Created Wednesday, Jun 9th 2021 15:51Z, last updated Wednesday, Jun 9th 2021 15:51Z
An American Airlines Boeing 757-200, registration N193AN performing flight AA-2341
(dep Mar 20th) from Miami,FL to Las Vegas,NV (USA) with 50 passengers and 8 crew, landed on Las Vegas' runway 26L at 00:30L (07:30Z) but struck its tail onto the runway surface. The aircraft rolled out without further incident.
The FAA reported the date and time of the occurrence as Mar 22nd 2020 04:50Z (Mar 21st 21:50), however, at this time N193AN was not flying nor was a flight AA-2341
operating. According to the FAA the aircraft received substantial damage when it experienced a tail strike on landing in Las Vegas, the occurrence was rated an accident.
A number of flights assigned to the aircraft were cancelled in the following days, on Mar 25th 2020 the aircraft positioned from Las Vegas to Roswell,NM (USA) cruising at maximum FL250 and has not flown since landing in Roswell, standing Jun 9th 2021 (editorial note: other American Boeing 757-200s also positioned to Roswell in the following days obviously for long term parking).
On Jun 9th 2021 the NTSB released their final report concluding the probable cause of the accident was:
the excessive pitch attitude at touchdown.
The NTSB analysed:
Due to staffing issues related to COVID-19, Las Vegas tower and TRACON were at ATC-zero, and the arrival was handled by Los Angeles Air Route Traffic Control Center (ZLA). The captain was the flying pilot and the first officer was monitoring.

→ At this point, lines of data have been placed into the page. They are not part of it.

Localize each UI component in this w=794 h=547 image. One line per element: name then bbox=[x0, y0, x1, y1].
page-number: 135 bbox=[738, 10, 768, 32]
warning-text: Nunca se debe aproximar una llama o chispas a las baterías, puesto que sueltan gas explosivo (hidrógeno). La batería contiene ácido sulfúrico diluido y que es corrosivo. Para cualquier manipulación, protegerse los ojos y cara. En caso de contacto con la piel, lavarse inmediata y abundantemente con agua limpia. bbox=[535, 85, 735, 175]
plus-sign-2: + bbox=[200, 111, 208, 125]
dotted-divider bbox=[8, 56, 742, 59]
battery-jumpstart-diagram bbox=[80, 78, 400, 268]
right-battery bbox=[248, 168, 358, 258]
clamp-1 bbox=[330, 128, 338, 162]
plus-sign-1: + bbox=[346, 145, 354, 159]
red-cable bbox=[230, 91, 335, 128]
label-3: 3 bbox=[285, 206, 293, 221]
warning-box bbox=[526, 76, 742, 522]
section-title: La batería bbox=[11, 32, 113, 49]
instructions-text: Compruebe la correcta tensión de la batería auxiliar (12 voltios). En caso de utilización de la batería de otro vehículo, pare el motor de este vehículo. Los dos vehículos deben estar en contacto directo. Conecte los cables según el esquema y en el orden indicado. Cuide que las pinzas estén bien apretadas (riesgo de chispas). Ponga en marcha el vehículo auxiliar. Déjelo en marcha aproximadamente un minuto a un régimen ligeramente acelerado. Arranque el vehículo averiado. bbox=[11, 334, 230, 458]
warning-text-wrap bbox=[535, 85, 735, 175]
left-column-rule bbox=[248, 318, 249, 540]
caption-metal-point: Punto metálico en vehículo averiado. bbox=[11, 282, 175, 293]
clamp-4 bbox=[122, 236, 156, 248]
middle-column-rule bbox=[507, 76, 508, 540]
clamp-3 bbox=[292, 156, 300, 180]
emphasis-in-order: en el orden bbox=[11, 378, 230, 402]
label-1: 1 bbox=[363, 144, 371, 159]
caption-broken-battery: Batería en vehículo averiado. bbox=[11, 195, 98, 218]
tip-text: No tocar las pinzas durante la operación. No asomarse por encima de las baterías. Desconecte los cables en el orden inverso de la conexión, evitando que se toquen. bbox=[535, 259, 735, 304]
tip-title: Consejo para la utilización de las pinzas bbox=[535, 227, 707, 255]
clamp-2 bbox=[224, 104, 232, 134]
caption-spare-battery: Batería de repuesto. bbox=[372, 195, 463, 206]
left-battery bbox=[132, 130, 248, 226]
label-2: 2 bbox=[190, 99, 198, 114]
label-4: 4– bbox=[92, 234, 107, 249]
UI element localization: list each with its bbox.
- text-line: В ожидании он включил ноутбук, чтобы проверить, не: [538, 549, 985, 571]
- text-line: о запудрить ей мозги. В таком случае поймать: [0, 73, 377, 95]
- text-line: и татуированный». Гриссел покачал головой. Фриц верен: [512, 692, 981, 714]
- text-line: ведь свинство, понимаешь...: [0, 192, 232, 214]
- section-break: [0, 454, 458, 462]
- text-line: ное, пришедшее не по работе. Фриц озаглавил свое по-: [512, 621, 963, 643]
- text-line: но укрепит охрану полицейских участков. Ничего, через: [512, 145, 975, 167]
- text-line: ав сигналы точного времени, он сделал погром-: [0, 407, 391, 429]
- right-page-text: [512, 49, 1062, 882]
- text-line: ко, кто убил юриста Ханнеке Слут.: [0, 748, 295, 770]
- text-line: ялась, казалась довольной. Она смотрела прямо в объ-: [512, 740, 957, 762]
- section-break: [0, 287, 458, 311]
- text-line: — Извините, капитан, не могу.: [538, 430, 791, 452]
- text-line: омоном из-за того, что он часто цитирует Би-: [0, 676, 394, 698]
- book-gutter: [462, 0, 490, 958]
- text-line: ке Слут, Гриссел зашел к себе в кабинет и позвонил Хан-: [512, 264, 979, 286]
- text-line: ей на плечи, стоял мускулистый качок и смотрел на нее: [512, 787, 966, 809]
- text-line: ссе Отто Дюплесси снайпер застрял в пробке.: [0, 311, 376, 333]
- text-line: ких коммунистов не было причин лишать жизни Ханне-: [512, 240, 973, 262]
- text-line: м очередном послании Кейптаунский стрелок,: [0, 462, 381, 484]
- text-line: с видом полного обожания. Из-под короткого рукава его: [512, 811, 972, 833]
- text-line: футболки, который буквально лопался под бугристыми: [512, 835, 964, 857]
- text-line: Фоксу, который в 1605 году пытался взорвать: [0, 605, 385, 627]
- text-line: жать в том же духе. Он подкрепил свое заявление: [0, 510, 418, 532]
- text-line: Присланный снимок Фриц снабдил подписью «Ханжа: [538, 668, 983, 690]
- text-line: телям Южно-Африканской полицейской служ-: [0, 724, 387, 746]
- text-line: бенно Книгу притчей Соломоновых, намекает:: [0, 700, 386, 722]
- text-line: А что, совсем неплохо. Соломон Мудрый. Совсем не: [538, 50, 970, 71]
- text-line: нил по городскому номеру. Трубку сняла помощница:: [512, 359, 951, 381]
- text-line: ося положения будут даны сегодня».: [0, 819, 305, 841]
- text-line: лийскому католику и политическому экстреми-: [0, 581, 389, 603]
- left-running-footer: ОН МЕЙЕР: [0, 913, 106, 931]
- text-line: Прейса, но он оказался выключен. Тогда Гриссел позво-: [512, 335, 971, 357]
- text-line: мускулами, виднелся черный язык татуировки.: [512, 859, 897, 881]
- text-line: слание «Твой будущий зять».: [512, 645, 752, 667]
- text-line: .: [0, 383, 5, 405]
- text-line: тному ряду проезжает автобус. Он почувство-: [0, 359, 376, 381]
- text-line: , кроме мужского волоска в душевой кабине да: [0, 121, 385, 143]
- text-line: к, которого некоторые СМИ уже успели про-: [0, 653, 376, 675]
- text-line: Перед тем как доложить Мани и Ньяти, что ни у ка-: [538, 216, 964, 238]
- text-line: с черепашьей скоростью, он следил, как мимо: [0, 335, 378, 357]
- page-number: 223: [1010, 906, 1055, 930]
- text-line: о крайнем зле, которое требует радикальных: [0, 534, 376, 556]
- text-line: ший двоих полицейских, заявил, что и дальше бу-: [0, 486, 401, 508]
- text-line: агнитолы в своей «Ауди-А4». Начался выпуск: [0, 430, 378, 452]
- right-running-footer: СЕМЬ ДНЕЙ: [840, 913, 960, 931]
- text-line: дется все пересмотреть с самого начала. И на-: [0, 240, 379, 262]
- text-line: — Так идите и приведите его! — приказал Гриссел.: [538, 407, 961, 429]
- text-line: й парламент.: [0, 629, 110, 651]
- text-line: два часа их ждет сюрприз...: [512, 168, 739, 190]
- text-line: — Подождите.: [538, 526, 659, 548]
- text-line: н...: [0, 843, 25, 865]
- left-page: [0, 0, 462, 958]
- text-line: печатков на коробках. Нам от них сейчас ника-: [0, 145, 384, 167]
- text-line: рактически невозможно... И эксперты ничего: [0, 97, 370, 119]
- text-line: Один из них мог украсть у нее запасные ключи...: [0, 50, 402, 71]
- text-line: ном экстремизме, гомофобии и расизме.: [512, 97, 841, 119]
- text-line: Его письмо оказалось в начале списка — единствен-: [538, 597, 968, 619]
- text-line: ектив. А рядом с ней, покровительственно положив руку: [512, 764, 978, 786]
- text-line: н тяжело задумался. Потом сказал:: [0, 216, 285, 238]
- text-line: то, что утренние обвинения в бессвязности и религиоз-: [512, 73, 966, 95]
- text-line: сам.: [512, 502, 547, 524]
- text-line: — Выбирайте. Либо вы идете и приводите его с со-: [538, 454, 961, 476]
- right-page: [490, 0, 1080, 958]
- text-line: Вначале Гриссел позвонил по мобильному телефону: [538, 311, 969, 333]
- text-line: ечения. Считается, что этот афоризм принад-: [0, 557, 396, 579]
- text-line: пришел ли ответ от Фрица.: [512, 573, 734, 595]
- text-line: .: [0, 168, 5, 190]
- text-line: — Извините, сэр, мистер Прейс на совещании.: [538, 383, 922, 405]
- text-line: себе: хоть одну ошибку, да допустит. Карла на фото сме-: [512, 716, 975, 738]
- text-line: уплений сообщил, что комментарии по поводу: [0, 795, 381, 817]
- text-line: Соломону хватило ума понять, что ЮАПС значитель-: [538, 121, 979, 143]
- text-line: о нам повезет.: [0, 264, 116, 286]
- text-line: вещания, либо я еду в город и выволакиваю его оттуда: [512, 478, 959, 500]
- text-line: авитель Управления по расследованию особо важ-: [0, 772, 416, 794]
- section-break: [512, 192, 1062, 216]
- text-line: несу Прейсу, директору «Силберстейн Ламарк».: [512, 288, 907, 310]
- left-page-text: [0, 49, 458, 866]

According to the flight crew, the flight was cleared for a visual approach and they monitored the ILS 26L as a backup. The flight crew reported that the winds were from 040 degrees at 8 knots (slight tailwind), visibility greater than ten miles, and a thin layer of broken clouds at 17,000 feet. The captain conducted an approach briefing and the first officer conducted a Landing Distance Assessment to account for the slight tailwind. The first officer reported the approach was normal and stabilized, and they encountered a slight downdraft in the flare. The captain disconnected the autopilot at about 400 feet above the ground and the autothrottle at 200 feet. Flight data recorder data indicated that the pitch attitude was about 7 degrees at touchdown but, as the ground spoilers deployed, pitch attitude increased to 10.9 degrees. There was a 3 to 5 knot crosswind at touchdown.
Post-flight inspection of the airplane indicated the underside of the rear fuselage struck the runway, resulting in damage to the skin, frames, and aft pressure bulkhead.